- Raw Materials Act draft unveiled
- Disappointing AI “Ernie” sends Baidu shares plunging
- Foreign ministers of China and Ukraine talk on phone
- US government wants to split off TikTok
- German MP calls for lowering dependencies
- Plans for European TSMC plant take shape
- Clashes over Tibet in Geneva
- Johnny Erling on the courageous doctor Jiang Yanyong
The EU is waking up about raw materials. China has been securing the resources it needs to fuel its economy for decades, while Europe has long relied on free market mechanisms. That is honorable, but it is no longer fitting, when other economic blocs use robust methods to gain access first.
Therefore, the Raw Materials Act draft is an important step. But as is always the case within the EU, there are many unresolved questions surrounding the actual implementation. For success, everyone would have to pull together, which member states are notoriously struggling with.
The search engine and AI company Baidu is also struggling a bit with its version of artificial intelligence for civilized conversations. What was announced as a big rival to the US marvel ChatGPT turned out not to be practical during the official presentation. Baidu boss Robin Li did not even dare to have a real-time conversation with his AI. ChatGPT would have easily mastered such a display. But the race for the best AI has only just begun, analyzes Joern Petring.
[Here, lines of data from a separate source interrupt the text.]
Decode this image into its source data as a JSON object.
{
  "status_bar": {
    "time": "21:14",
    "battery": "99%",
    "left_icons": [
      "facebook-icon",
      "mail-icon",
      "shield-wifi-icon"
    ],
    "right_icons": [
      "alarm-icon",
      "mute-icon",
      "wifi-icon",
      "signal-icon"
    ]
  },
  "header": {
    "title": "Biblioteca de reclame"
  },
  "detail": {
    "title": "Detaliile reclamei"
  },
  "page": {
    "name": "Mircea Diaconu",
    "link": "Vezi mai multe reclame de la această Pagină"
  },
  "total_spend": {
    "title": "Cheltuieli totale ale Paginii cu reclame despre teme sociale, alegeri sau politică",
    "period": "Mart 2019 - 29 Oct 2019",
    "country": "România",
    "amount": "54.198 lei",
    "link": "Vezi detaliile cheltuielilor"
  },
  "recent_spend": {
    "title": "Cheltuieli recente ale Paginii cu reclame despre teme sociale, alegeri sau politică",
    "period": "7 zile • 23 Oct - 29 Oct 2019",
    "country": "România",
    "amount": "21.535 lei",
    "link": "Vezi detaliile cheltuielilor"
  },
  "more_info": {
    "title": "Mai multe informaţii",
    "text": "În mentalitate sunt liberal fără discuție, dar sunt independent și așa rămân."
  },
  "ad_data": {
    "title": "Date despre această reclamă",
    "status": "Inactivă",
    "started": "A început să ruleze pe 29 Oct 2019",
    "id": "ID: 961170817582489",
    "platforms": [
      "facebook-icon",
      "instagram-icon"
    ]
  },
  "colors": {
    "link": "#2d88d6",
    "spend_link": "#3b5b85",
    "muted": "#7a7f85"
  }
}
Earlier this week, Jiang Yanyong passed away, the chief surgeon who became the Party’s bad conscience incarnate. Our author Johnny Erling has known him for decades and retraces the life of a man who fought for the truth. His death under house arrest once again diminishes the chance of reappraising the events of 1989.
EU unveiled plans to secure raw materials
By 2030, the EU aims to have much larger quantities of important raw materials available for industry – in this way, Brussels wants to break free of its dependence on China in particular. The draft of the Critical Raw Materials Act (CRMA) presented on Wednesday stipulates that by 2030
- around 10 percent of the EU’s demand is to be met from own mining,
- 40 percent from local processing and
- 15 percent from EU recycling.
- In addition, for each strategic raw material, the EU is to source no more than 70 percent of its annual demand from a single non-EU member, like the People’s Republic, in 2030.
Europe.Table already reported last week on the contents of a leaked version of the draft. “After 18 months of work, it’s over with naivety, now it’s time for action,” said Internal Market Commissioner Thierry Breton at the presentation of the paper, referring to the EU’s rather passive raw materials policy so far.
The day before, Commission President Ursula von der Leyen again highlighted the EU’s dependence on important minerals: “We get 98 percent of our rare earth supply and 93 percent of our magnesium from China,” von der Leyen said, adding that “the pandemic and the war in Ukraine have taught us a bitter lesson” about the EU’s dependence on important minerals.